Uma coisa que irrita ou, pelo menos, desassossega os estrangeiros que, como eu, ali foram abundantemente felizes, durante dezassete anos, é a chamada sobriedade inglesa. Reagem pouco e seco, mesmo aos maiores deslumbramentos cósmicos. O conhecido romancista E.M. Forster (A Passage to India), observava, a este respeito: “Um inglês não deve nunca expressar grande alegria ou tristeza, ou mesmo abrir demasiado a sua boca, enquanto fala – corre o risco de o seu cachimbo cair, se o fizer.” Também inquieta o meridional mais sanguíneo, notar a já aludida e não muito oculta tendência para um certo masoquismo cristão. Todos os anos, um ou mais britânicos de monta vão aos Estados Unidos, a convite, celebrar com humildade supostamente louvável, a coça que os americanos deram aos britânicos, na luta pela independência. E faz parte do protocolo serem submetidos ao mais acutilante ridículo e achincalhamento. É quase tão mau como as praxes nas universidades portuguesas. Mas os filhos de Albion sofrem tudo com um sorriso estóico e, se calhar, gostam. Como dizia o já citado E.M. Foster, “o inglês é incapaz de gostar de alguém que o não ponha K. O.” Seja como for, gosto dos ingleses, com todas as suas manias e tics, mesmo do seu formalismo um bocadinho hirto, que levou o impagável Bob Hope a dizer de um certo lugar: “O sítio é tão inglês, que eu não ficaria surpreendido se visse os ratinhos todos de monóculo.”
Foi numa Inglaterra mais ou menos assim (e não dei, da missa, metade...), que fui abundantemente feliz, durante dezassete anos, tentando mostrar aos ingleses, sempre desconfiados, que em Portugal havia alguma cultura não totalmente desprezível e, de caminho, abastecendo-me com a deles, que é muita, mesmo quando sabe a pouco. Fi-lo com a ajuda de muita gente, alguma na Embaixada, como, por exemplo, o meu amigo e excepcional diplomata Francisco Seixas da Costa, outra, fora da embaixada, como o meu amigo Kim Taylor, director da Gulbenkian, em Londres, e grande amigo e conhecedor das coisas lusas. Não vou maçar-vos com pormenores – direi, apenas, com sobriedade pilhada aos britânicos, que procurei não dormir em serviço. Um dia, nas minhas memórias – se os deuses deixarem – darei alguns exemplos. Para isso, não vai ser preciso dizer mal de ninguém e vai ser um privilégio e um prazer dizer bem de muita gente. Dei e recebi, com júbilo e sem cansaço, porque, como dizia o sábio Samuel Johnson, “quem está farto de Londres, está farto da vida”.
De ali, em 1995, com a alma a sangrar, saí, de regresso a Lisboa. Não sangrava por vir para Lisboa, mas tão só por deixar Londres – onde havia o melhor teatro do mundo e o mais que aqui não vou dizer.

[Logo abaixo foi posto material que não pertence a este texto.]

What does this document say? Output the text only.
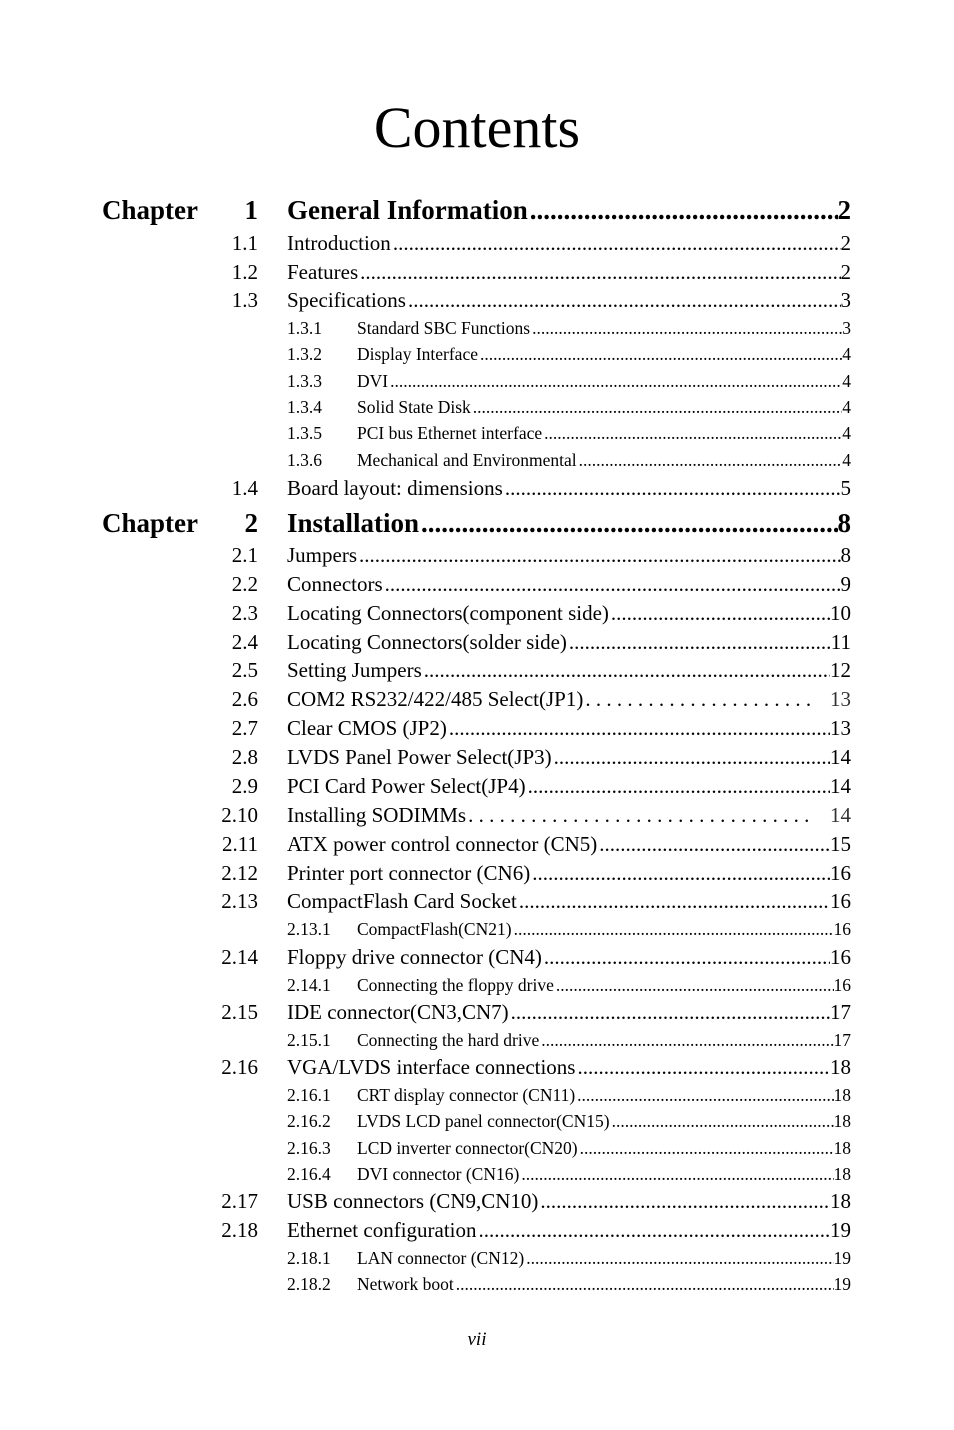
Contents
Chapter 1 General Information .....	2
1.1 Introduction .....	2
1.2 Features .....	2
1.3 Specifications .....	3
1.3.1 Standard SBC Functions .....	3
1.3.2 Display Interface .....	4
1.3.3 DVI .....	4
1.3.4 Solid State Disk .....	4
1.3.5 PCI bus Ethernet interface .....	4
1.3.6 Mechanical and Environmental .....	4
1.4 Board layout: dimensions .....	5
Chapter 2 Installation .....	8
2.1 Jumpers .....	8
2.2 Connectors .....	9
2.3 Locating Connectors(component side) .....	10
2.4 Locating Connectors(solder side) .....	11
2.5 Setting Jumpers .....	12
2.6 COM2 RS232/422/485 Select(JP1) . . .	13
2.7 Clear CMOS (JP2) .....	13
2.8 LVDS Panel Power Select(JP3) .....	14
2.9 PCI Card Power Select(JP4) .....	14
2.10 Installing SODIMMs . . .	14
2.11 ATX power control connector (CN5) .....	15
2.12 Printer port connector (CN6) .....	16
2.13 CompactFlash Card Socket .....	16
2.13.1 CompactFlash(CN21) .....	16
2.14 Floppy drive connector (CN4) .....	16
2.14.1 Connecting the floppy drive .....	16
2.15 IDE connector(CN3,CN7) .....	17
2.15.1 Connecting the hard drive .....	17
2.16 VGA/LVDS interface connections .....	18
2.16.1 CRT display connector (CN11) .....	18
2.16.2 LVDS LCD panel connector(CN15) .....	18
2.16.3 LCD inverter connector(CN20) .....	18
2.16.4 DVI connector (CN16) .....	18
2.17 USB connectors (CN9,CN10) .....	18
2.18 Ethernet configuration .....	19
2.18.1 LAN connector (CN12) .....	19
2.18.2 Network boot .....	19
vii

Depois foi a UNESCO e, ao fim de um ano, em acumulação que me atirou a tensão arterial para 19, a Universidade de Aveiro, entre 1996 e 2002. Aqui, nesta Universidade agora classificada internacionalmente como a melhor universidade portuguesa e uma das 400 melhores do mundo, conheci e fiz amizade com colegas, conheci e fiz amizade com alunos, conheci e fiz amizade com pessoas que não eram nem colegas nem alunos e fiz amizade com Aveiro, que é uma cidade lindíssima e o que, de Veneza, se pode aqui arranjar... Ensinei alguma coisa, aprendi muito e fui, como em Londres, extraordinariamente feliz. Dizia um bispo inglês, o bispo de Creighton, que “o único e verdadeiro objecto da educação é deixar uma pessoa em condições de fazer perguntas.” Também o penso e assim procurei fazer: como professor, como escritor, como conviva, busquei sempre incitar os meus alunos, os meus leitores, os meus amigos e convivas a não irem nisso, a pensarem por si, a exercerem o espírito crítico, a não aceitarem a tirania dos ventos que sopram (mesmo quando soprados por senhores de grande aparato e de alegado génio incontornável), a verificarem por si se, por acaso, o rei não vai nu. Infelizmente, nem as universidades (algumas, pelo menos), – esse terreno, por excelência, do debate e do exercício do espírito crítico – se têm revelado constantemente imunes à tirania da moda, do nome sonante (que é importante citar, para não parecer que se perdeu o comboio). Era talvez neste sentido que esse espírito arguto e intemerato, que foi Bertrand Russell, observava, com mais do que alguma justiça: “Deparamos [hoje] com o paradoxo de que a educação se tornou o principal obstáculo à inteligência e à liberdade de pensamento.” Contra tudo isto procurei lutar e precaver os meus alunos, porque eram meus alunos e porque viriam a ser cidadãos que eu gostaria de ver de espírito livre, galhardamente autónomo e corajoso: marimbando-se, regiamente, para os génios de serviço, os quais também debitam, no dia-a-dia, o seu par de egrégios disparates.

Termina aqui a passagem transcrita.